Another of Dr. Schoppik’s grants seeks to better understand how the function of such cells is disrupted as balance circuits develop, with the goal of helping the five percent of children in the U.S. wrestling with some form of balance problem. 

“Understanding the basic principles of how vestibular circuits emerge is a prerequisite to solving not only balance problems, but also brain disorders of development,” says first study author Paige Leary, PhD. She was a graduate student in Dr. Schoppik’s lab who led the study but has since left the institution.

Along with Drs. Schoppik and Leary, study authors from the departments of Otolaryngology—Head & Neck Surgery, Neuroscience & Physiology, and the Neuroscience Institute, at NYU Langone Health included Celine Bellegarda, Cheryl Quainoo, Dena Goldblatt, and Basak Rosti.

Funding: The work was supported by the National Institutes of Health through National Institute on Deafness and Communication Disorders grants R01DC017489 and F31DC020910, and by National Institute for Neurological Disorders and Stroke grant F99NS129179. The National Science Foundation also supported the study through graduate research fellowship DGE2041775.

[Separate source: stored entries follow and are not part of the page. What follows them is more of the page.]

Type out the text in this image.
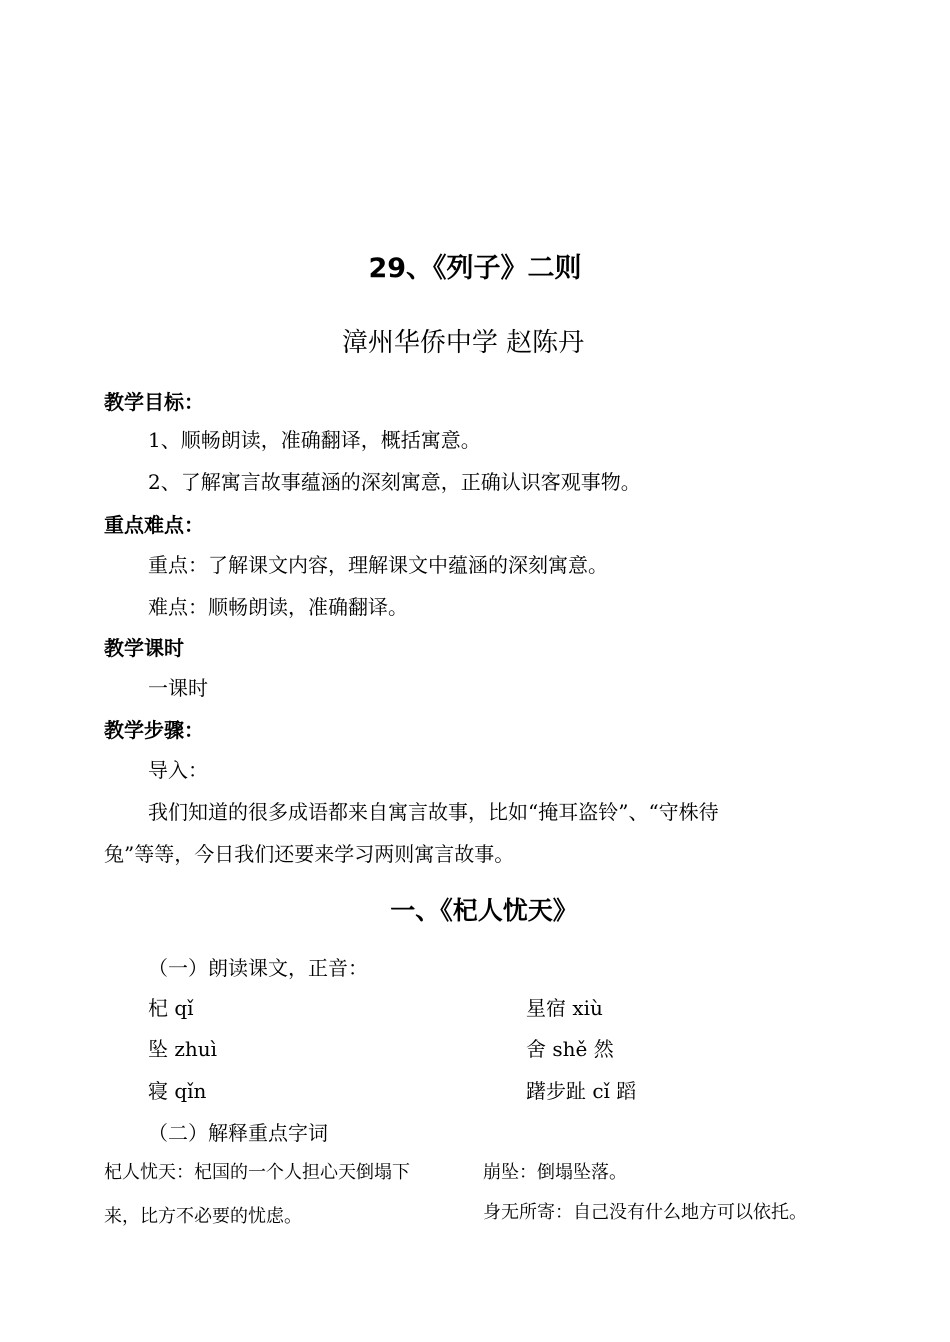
29、《列子》二则
漳州华侨中学 赵陈丹
教学目标：
1、顺畅朗读，准确翻译，概括寓意。
2、了解寓言故事蕴涵的深刻寓意，正确认识客观事物。
重点难点：
重点：了解课文内容，理解课文中蕴涵的深刻寓意。
难点：顺畅朗读，准确翻译。
教学课时
一课时
教学步骤：
导入：
我们知道的很多成语都来自寓言故事，比如“掩耳盗铃”、“守株待
兔”等等，今日我们还要来学习两则寓言故事。
一、《杞人忧天》
（一）朗读课文，正音：
杞 qǐ	星宿 xiù
坠 zhuì	舍 shě 然
寝 qǐn	躇步趾 cǐ 蹈
（二）解释重点字词
杞人忧天：杞国的一个人担心天倒塌下
来，比方不必要的忧虑。
崩坠：倒塌坠落。
身无所寄：自己没有什么地方可以依托。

About this visual development and neuroscience research news

Author: Gregory Williams
Source: NYU Langone
Contact: Gregory Williams – NYU Langone
Image: The image is credited to NYU Grossman School of Medicine

Original Research: Closed access.
Sensation is Dispensable for the Maturation of the Vestibulo-ocular Reflex” by David Schoppik et al. Science


Abstract

Sensation is Dispensable for the Maturation of the Vestibulo-ocular Reflex

Vertebrates stabilize gaze using a neural circuit that transforms sensed instability into compensatory counterrotation of the eyes.

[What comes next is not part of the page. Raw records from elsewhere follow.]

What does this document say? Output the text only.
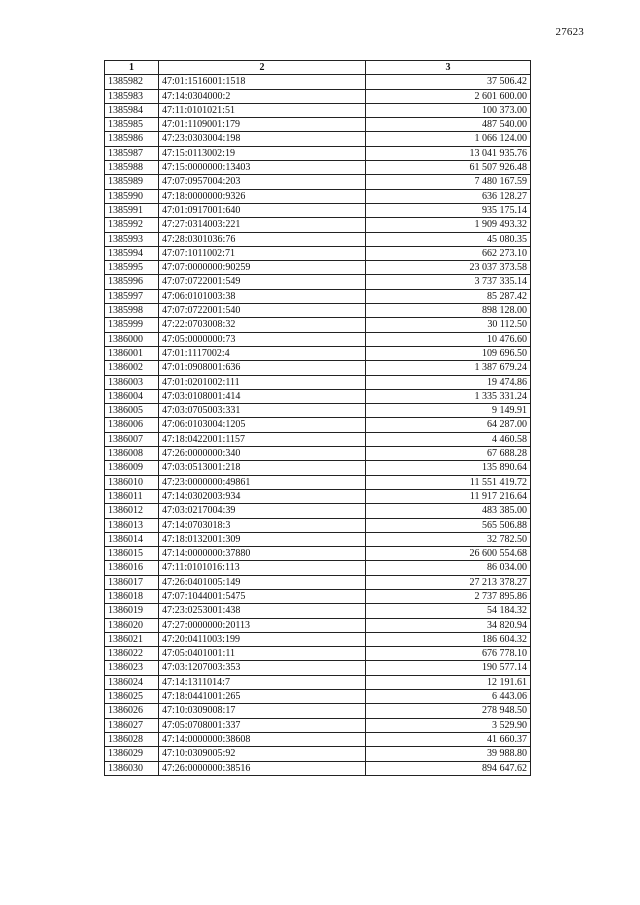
27623
1	2	3
1385982	47:01:1516001:1518	37 506.42
1385983	47:14:0304000:2	2 601 600.00
1385984	47:11:0101021:51	100 373.00
1385985	47:01:1109001:179	487 540.00
1385986	47:23:0303004:198	1 066 124.00
1385987	47:15:0113002:19	13 041 935.76
1385988	47:15:0000000:13403	61 507 926.48
1385989	47:07:0957004:203	7 480 167.59
1385990	47:18:0000000:9326	636 128.27
1385991	47:01:0917001:640	935 175.14
1385992	47:27:0314003:221	1 909 493.32
1385993	47:28:0301036:76	45 080.35
1385994	47:07:1011002:71	662 273.10
1385995	47:07:0000000:90259	23 037 373.58
1385996	47:07:0722001:549	3 737 335.14
1385997	47:06:0101003:38	85 287.42
1385998	47:07:0722001:540	898 128.00
1385999	47:22:0703008:32	30 112.50
1386000	47:05:0000000:73	10 476.60
1386001	47:01:1117002:4	109 696.50
1386002	47:01:0908001:636	1 387 679.24
1386003	47:01:0201002:111	19 474.86
1386004	47:03:0108001:414	1 335 331.24
1386005	47:03:0705003:331	9 149.91
1386006	47:06:0103004:1205	64 287.00
1386007	47:18:0422001:1157	4 460.58
1386008	47:26:0000000:340	67 688.28
1386009	47:03:0513001:218	135 890.64
1386010	47:23:0000000:49861	11 551 419.72
1386011	47:14:0302003:934	11 917 216.64
1386012	47:03:0217004:39	483 385.00
1386013	47:14:0703018:3	565 506.88
1386014	47:18:0132001:309	32 782.50
1386015	47:14:0000000:37880	26 600 554.68
1386016	47:11:0101016:113	86 034.00
1386017	47:26:0401005:149	27 213 378.27
1386018	47:07:1044001:5475	2 737 895.86
1386019	47:23:0253001:438	54 184.32
1386020	47:27:0000000:20113	34 820.94
1386021	47:20:0411003:199	186 604.32
1386022	47:05:0401001:11	676 778.10
1386023	47:03:1207003:353	190 577.14
1386024	47:14:1311014:7	12 191.61
1386025	47:18:0441001:265	6 443.06
1386026	47:10:0309008:17	278 948.50
1386027	47:05:0708001:337	3 529.90
1386028	47:14:0000000:38608	41 660.37
1386029	47:10:0309005:92	39 988.80
1386030	47:26:0000000:38516	894 647.62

Sensory feedback tunes this vestibulo-ocular reflex throughout life.

We studied the functional development of vestibulo-ocular reflex circuit components in the larval zebrafish, with and without sensation.

Blind fish stabilize gaze normally, and neural responses to body tilts mature before behavior.

In contrast, synapses between motor neurons and the eye muscles mature with a time course similar to behavioral maturation.

Larvae without vestibular sensory experience, but with mature neuromuscular junctions, had a strong vestibulo-ocular reflex.

Development of the neuromuscular junction, and not sensory experience, therefore determines the rate of maturation of an ancient behavior.